The five wards the BJP leads in are 63 (parts of Chowringhee, Taltala, Park Street, Shakespeare Sarani, the Maidan and Hastings), 70 (Jadu Babu’s Bazaar), 71 (Bhowanipore), 72 (Chakraberia, Padmapukur, and Bakulbagan), and 74 (Alipore). They are five of the 45 from the city’s 144 wards — spread over several Lok Sabha seats — in which the BJP secured leads this time, skyrocketing from the three wards that it won in the civic polls of 2021.

The three Trinamool-led wards of the diverse, cosmopolitan constituency are 73 (parts of Bhowanipore, Patuapara and Kalighat), 77 (parts of Kidderpore), and 82 (Chetla). Incidentally, 73 is represented in the Corporation by Mamata’s sister-in-law Kajari Banerjee, while 82 is the ward of mayor and urban development minister Firhad Hakim.

“Anything to do with Bhabanipur and Kolkata Dakshin is a matter of prestige for us. Both are home to Didi (Mamata) and (her heir-apparent) Abhishek (Banerjee). She has been the Bhabanipur MLA since 2011, and was a six-term Kolkata Dakshin MP since 1991,” said one of Trinamool’s Kolkata Dakshin backroom boys, who admitted to being astounded by the Bhabanipur results.

“We will surely turn this around by the next Assembly election. But this was a damper,” he added.

Bhabanipur and Rashbehari — represented in the Assembly by Trinamool’s south Calcutta organisational district unit chief Debasish Kumar — are two of the Assembly segments in Kolkata Dakshin (the other five being Ballygunge, Behala Purba, Behala Paschim, Kolkata Port, and Kasba) in which Mamata’s party finds itself trailing to the BJP this time, despite having won all seven in 2021.

Overall, Trinamool’s lead in Assembly segments went down to 192 this general election, from 215 in 2021, and that of the BJP went up to 90 from 77. This is in stark contrast to the final Lok Sabha outcome, in which Trinamool bagged 29 seats, including all five in and around Calcutta, compared to the BJP’s 12.

“This is a statewide trend. In all urban, semi-urban, peri-urban centres, voters have reposed faith in Narendra Modi and his party.... Those who are better off and more aware tend to side with the BJP,” said the BJP’s Ward 50 councillor Sajal Ghosh.

This time, Trinamool’s incumbent MP Mala Roy received 62,461 votes from Bhabanipur, 20,802 less than the September 2021 bypoll. BJP candidate Debasree Chaudhuri nearly doubled the September 2021 tally, to secure 54,164.

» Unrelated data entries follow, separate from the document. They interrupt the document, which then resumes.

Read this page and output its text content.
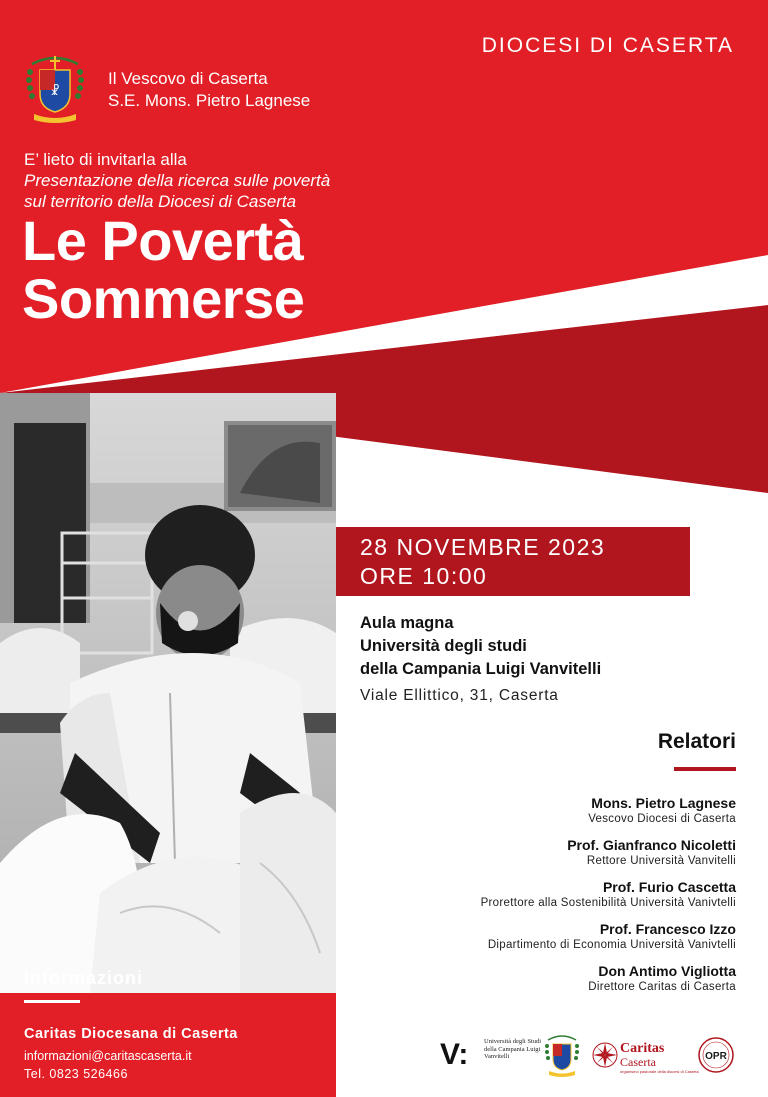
DIOCESI DI CASERTA
☧
Il Vescovo di Caserta
S.E. Mons. Pietro Lagnese
E’ lieto di invitarla alla
Presentazione della ricerca sulle povertà
sul territorio della Diocesi di Caserta
Le Povertà
Sommerse
28 NOVEMBRE 2023
ORE 10:00
Aula magna
Università degli studi
della Campania Luigi Vanvitelli
Viale Ellittico, 31, Caserta
Relatori
Mons. Pietro Lagnese
Vescovo Diocesi di Caserta
Prof. Gianfranco Nicoletti
Rettore Università Vanvitelli
Prof. Furio Cascetta
Prorettore alla Sostenibilità Università Vanivtelli
Prof. Francesco Izzo
Dipartimento di Economia Università Vanivtelli
Don Antimo Vigliotta
Direttore Caritas di Caserta
Informazioni
Caritas Diocesana di Caserta
informazioni@caritascaserta.it
Tel. 0823 526466
V: Università degli Studi della Campania Luigi Vanvitelli
Caritas
Caserta
organismo pastorale della diocesi di Caserta
OPR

Nearly one out of every two Bhabanipur electors is a non-Bengali. The constituency has large numbers of Punjabis, Gujaratis, Biharis, Marathis, Odiyas, Marwaris, and people from Uttar Pradesh, besides some from Tamil Nadu, Kerala, and Andhra Pradesh. The socio-economically diverse constituency has around 80 per cent non-Muslim votes, with Hindus, Sikhs, and Jains in large numbers.

“A chunk of non-Bengali, non-Muslim voters backed the BJP in the Lok Sabha election. This may not happen in the Assembly or civic polls,” said a political observer.

Trinamool leader Kunal Ghosh said the factors of the general election wouldn’t remain relevant in the civic or Assembly elections, and the party would regain dominance there.